The field of wireless communication has witnessed significant progress, evolving from its first generation (1G) systems in the 1980s to the latest fifth generation (5G) systems. Due to the proliferation of connected devices and the growing need for higher data rates and larger bandwidth, the research focus is shifting towards  the millimeter-wave (mm-wave) spectrum (30–300 GHz) and sub-THz/ THz frequency spectrum (0.3-3 THz). The 5G technology achieves an impressive maximum data transfer rate of around 10 Gbps, and it is anticipated to surpass 1 Tbps for the future sixth generation (6G) communication system. 

Dielectric waveguides/fibers offer a significant opportunity for designing high-data rate interconnects at mm-wave and THz frequencies. This bridges the gap that currently exists between metallic and optical technology, providing robust and broadband interconnect solutions for short to mid-range communications. 

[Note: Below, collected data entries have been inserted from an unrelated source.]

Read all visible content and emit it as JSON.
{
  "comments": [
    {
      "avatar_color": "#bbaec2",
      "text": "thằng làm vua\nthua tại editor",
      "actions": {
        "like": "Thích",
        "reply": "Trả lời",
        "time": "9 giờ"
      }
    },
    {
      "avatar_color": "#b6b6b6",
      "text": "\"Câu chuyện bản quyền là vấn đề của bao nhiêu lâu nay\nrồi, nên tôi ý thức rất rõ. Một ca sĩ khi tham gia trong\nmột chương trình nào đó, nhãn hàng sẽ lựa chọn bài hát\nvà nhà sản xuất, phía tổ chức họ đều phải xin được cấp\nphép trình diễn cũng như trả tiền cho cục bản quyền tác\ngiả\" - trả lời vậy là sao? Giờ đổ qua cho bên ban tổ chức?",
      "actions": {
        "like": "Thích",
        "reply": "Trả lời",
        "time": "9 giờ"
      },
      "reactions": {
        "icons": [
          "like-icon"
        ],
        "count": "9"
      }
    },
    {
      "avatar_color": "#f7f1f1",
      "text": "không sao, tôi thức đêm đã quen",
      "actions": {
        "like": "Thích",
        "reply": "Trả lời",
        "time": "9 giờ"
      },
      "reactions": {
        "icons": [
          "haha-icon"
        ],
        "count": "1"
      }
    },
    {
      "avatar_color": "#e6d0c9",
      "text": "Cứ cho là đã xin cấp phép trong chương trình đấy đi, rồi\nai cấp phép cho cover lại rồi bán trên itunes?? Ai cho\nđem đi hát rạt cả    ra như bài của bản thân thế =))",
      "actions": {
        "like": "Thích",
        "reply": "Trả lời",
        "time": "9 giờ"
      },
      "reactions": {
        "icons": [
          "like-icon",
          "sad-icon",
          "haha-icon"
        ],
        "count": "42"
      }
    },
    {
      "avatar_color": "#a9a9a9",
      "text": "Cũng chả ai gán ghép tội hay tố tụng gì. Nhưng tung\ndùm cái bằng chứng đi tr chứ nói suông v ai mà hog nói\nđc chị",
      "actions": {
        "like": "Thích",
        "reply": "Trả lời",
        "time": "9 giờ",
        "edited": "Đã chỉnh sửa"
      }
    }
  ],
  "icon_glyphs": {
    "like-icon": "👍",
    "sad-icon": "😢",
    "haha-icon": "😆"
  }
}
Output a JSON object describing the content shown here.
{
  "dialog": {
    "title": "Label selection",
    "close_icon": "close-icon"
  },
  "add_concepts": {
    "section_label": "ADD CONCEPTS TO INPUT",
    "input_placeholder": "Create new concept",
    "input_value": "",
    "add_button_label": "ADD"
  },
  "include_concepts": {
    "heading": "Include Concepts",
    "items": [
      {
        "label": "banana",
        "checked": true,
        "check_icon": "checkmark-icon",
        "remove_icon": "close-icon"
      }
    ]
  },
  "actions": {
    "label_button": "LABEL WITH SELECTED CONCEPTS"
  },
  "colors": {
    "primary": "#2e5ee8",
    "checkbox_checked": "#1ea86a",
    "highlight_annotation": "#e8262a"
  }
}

In a series of ongoing investigations, I am exploring the potential use of polymer/plastic fibers in tandem with CMOS transceivers  to enable high-speed data links (chip-to-chip communication) at both room and cryogenic temperatures. Furthermore, I am currently investigating the utilization of ceramic-based fibers and antennas for applications that involve extremely high temperatures, exceeding 1000 degrees Celsius.